そんな中でドイツグラモフォンもLPを再発している。2007年、ミュンヘンで開かれたハイエンド・オーディオショウでも写真で見るとヨーロッパのメーカーから新しい多数のアナログプレーヤーが出品されていた。会場のソフトの販売コーナーでもCDよりレコードの数の方が多かった様だ。クラシック発祥の地?ヨーロッパでベートーベンの後期のピアノソナタの様に頑固さが益々目立ってきているのはなぜか?そしてそれは一体何を意味しているのか・・・。
コンサートに行かれても眼を閉じて音色のみに集中されてみるのも良いかも知れません。
最近はカートリッジやプリアンプの良い製品が多数発売されています。音楽そのものの再認識も含めて再度挑戦されては如何でしょう。
「過去を振り返れば振り返るほど未来が見える」という言葉もあるのですが・・・・・・・・・・・・・・・。
上記
「ミュージックバード」について
ご存知の方も多いと思いますし、別に私は宣伝マンではありませんが、この放送の音質はCDと変わりありません。
クラシックやジャズは新譜紹介もありますし、旧譜も24時間放送されています。
機器の無料貸し出しもあり、1局なら月額¥700です。J・ポップ、演歌、カルチャーなど内容多彩です。全局まとめて契約しても¥2000。但しクラシック、ジャズを除いて圧縮の放送もあります。

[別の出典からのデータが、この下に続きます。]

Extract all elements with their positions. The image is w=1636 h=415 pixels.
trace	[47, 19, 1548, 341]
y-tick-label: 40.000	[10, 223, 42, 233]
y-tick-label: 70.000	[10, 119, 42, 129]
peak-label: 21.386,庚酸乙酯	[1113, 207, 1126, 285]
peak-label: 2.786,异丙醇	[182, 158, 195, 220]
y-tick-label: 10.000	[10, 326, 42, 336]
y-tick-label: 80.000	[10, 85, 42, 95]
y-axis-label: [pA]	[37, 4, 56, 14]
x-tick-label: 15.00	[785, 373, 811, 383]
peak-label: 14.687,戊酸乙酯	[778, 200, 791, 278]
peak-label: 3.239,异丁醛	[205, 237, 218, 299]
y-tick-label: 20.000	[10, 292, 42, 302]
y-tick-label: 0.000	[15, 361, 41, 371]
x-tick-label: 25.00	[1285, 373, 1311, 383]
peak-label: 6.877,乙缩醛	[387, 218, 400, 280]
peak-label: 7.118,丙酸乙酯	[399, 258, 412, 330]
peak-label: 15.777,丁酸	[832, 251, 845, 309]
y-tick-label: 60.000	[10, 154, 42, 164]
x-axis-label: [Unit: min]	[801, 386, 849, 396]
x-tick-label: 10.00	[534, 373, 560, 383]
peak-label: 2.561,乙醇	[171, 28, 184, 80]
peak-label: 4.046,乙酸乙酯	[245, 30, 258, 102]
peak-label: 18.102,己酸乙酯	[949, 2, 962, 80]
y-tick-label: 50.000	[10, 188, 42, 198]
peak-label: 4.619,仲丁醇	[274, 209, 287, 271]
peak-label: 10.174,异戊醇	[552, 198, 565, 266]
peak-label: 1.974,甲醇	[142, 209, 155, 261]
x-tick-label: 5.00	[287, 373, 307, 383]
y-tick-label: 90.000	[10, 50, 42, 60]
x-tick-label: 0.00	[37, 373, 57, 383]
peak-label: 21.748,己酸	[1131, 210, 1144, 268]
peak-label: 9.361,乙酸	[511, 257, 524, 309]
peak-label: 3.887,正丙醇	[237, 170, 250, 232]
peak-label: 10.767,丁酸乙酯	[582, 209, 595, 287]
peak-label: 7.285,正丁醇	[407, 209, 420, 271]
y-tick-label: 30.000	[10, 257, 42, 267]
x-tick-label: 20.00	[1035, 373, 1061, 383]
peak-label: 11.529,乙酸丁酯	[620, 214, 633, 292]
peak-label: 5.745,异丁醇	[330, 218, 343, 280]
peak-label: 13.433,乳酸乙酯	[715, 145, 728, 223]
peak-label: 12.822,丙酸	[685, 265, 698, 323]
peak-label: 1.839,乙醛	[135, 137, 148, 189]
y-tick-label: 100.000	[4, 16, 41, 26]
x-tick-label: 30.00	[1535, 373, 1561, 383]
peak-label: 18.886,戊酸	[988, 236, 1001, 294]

音楽ファンは勿論、オーディオファンにも多数のソフトメーカーの音が聴けますので音質チェック等に非常に役に立つと思います。
こちらも宣伝マンではありませんが、
「シェルター」からPCOCCのカートリッジが出ました!MJ2007、8月号、P36に記事(HPには7月19日現在まだアップされていませんが)現在は同社の701、701EMを使っており非常に良い音と満足していますが、何しろPCOCCであり出力もアップ。シェルターさんには次回は昇圧トランスのPCOCC化をお願いしたい。昔オーディオテクニカに「AT−8000?」というのがありましたが、中古市場でも見つからない。ぜひ!
巨大なアンプを作った後で金欠ですがいずれ家人には十分の一の値段と偽って・・・・・・・・・・。夫婦二人で営んでいますので「へそくり」というものができません。少ない小遣いを節約しても何ヶ月掛かるやら。